News headlines this week warned that Russia is recruiting mercenaries to scale up its operations in Ukraine. Some 16,000 fighters from Syria and other Arab states have already volunteered, joining the hundreds of Russian mercenaries that were already reportedly operating in Ukraine. The whiff of guns-for-hire was seen as a sign that an even more ruthless phase of the conflict may be ahead. But considering how states have used privatized force in the past, it seems unlikely that mercenaries will introduce any risk factors that could make the conflict much worse than it already is. That says something both about the current state of the war in Ukraine, and about the larger dynamics surrounding the use of mercenary forces.
Using mercenaries or privatized force is of course not a new phenomenon in warfare, and it is not new for Russia. There has been a recent resurgence in states turning to privatized force to support their war efforts, which began during the United States’ wars in Iraq and Afghanistan. U.S. and other coalition partners hired private security companies to do everything from guarding bases and prisons, to training police, to providing the U.S. military with intelligence and technical or logistical support. By the numbers, private security companies would have been the second-largest contingent operating in Iraq, exceeded only by the U.S. military.

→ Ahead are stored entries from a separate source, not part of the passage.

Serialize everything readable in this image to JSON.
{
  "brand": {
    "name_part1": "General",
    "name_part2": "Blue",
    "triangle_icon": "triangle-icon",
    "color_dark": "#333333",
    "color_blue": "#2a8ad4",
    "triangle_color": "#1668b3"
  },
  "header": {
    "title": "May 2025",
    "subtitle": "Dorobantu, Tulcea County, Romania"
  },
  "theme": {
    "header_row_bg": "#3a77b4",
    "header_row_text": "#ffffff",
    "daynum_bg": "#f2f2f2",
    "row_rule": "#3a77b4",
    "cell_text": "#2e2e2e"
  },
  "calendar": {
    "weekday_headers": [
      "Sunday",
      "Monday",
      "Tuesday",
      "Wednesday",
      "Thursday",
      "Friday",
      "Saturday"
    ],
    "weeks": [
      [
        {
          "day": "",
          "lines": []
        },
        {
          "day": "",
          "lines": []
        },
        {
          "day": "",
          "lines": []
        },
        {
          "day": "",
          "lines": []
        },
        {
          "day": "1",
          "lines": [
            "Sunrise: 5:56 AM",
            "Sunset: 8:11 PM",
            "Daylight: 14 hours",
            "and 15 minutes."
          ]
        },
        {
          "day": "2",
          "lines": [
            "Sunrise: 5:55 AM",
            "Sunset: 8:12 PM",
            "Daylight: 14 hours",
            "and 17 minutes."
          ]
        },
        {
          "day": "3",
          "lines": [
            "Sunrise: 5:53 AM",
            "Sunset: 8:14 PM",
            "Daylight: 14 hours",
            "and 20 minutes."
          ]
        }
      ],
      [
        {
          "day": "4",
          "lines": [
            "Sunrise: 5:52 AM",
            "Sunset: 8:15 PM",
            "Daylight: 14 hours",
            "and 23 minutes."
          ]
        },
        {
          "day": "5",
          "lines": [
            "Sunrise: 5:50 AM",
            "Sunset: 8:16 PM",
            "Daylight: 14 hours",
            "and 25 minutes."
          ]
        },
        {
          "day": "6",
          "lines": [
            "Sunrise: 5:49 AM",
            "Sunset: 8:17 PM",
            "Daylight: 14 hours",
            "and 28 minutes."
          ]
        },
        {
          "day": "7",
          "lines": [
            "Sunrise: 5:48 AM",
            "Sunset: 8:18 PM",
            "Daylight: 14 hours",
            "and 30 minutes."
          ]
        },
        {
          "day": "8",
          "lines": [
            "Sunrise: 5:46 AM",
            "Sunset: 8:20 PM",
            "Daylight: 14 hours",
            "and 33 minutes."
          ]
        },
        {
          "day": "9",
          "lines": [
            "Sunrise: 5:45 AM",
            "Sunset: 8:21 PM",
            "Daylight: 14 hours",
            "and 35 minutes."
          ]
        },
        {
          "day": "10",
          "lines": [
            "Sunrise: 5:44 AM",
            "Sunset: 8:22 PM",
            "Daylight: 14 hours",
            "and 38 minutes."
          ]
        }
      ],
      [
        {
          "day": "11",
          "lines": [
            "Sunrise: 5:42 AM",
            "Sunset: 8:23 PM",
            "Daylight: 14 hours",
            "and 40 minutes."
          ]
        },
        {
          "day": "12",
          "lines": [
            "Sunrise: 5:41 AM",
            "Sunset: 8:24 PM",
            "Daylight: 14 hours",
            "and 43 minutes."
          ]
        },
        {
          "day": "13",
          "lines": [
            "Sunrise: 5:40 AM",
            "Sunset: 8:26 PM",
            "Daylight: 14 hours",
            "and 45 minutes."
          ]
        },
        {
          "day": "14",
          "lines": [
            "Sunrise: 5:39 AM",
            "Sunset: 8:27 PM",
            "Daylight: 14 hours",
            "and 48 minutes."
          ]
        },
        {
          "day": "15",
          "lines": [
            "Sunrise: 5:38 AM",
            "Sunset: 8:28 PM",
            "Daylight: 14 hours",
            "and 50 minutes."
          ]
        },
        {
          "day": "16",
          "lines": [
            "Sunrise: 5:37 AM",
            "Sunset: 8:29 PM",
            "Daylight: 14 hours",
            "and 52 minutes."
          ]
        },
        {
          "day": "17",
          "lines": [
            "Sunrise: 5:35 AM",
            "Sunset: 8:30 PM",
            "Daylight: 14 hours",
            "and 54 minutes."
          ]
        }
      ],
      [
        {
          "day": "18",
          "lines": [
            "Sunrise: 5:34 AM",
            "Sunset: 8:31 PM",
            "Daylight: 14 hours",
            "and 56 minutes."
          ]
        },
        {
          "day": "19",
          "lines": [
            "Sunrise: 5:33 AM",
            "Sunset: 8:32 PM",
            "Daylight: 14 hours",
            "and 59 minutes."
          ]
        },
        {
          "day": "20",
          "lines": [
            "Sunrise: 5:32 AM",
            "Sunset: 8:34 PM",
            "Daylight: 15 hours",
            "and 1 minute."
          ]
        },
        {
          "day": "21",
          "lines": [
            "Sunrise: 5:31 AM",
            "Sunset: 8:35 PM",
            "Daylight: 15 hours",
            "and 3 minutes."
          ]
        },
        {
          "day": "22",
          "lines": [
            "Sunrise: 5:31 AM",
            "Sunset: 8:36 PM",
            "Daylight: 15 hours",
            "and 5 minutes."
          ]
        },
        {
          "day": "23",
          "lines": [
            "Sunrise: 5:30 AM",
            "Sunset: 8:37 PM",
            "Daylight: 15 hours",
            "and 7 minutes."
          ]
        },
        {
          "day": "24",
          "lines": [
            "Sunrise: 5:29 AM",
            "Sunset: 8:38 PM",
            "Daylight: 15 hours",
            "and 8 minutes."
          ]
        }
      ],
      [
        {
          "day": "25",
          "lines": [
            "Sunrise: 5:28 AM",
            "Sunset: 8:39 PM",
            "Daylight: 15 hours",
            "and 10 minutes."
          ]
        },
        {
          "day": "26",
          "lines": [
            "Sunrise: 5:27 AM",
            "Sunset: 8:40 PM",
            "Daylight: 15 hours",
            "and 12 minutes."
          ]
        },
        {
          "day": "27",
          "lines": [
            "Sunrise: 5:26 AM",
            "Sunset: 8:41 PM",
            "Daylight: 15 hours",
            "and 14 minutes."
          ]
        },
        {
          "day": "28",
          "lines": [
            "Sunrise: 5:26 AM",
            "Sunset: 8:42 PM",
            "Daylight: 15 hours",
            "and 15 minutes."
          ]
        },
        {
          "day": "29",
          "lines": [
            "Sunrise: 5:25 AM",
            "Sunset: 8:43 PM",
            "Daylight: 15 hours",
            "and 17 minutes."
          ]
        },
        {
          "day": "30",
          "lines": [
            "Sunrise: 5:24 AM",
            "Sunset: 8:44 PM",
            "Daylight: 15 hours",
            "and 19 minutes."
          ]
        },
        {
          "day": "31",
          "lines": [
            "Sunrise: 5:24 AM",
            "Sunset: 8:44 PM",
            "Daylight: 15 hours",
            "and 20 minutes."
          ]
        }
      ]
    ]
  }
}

Russia was a bit slower to jump on this trend, only turning more significantly to Russian private security firms and mercenaries with its engagement in Syria starting in 2013, and then with its takeover of Crimea from Ukraine in 2014. Since then, Russian private security companies and mercenaries have popped up in as many as 30 countries since 2014. But the way that Russia uses private security companies and mercenaries—both of which are illegal under Russian law—is different from the Western outsourcing seen in Iraq and Afghanistan, and therefore produces different risks.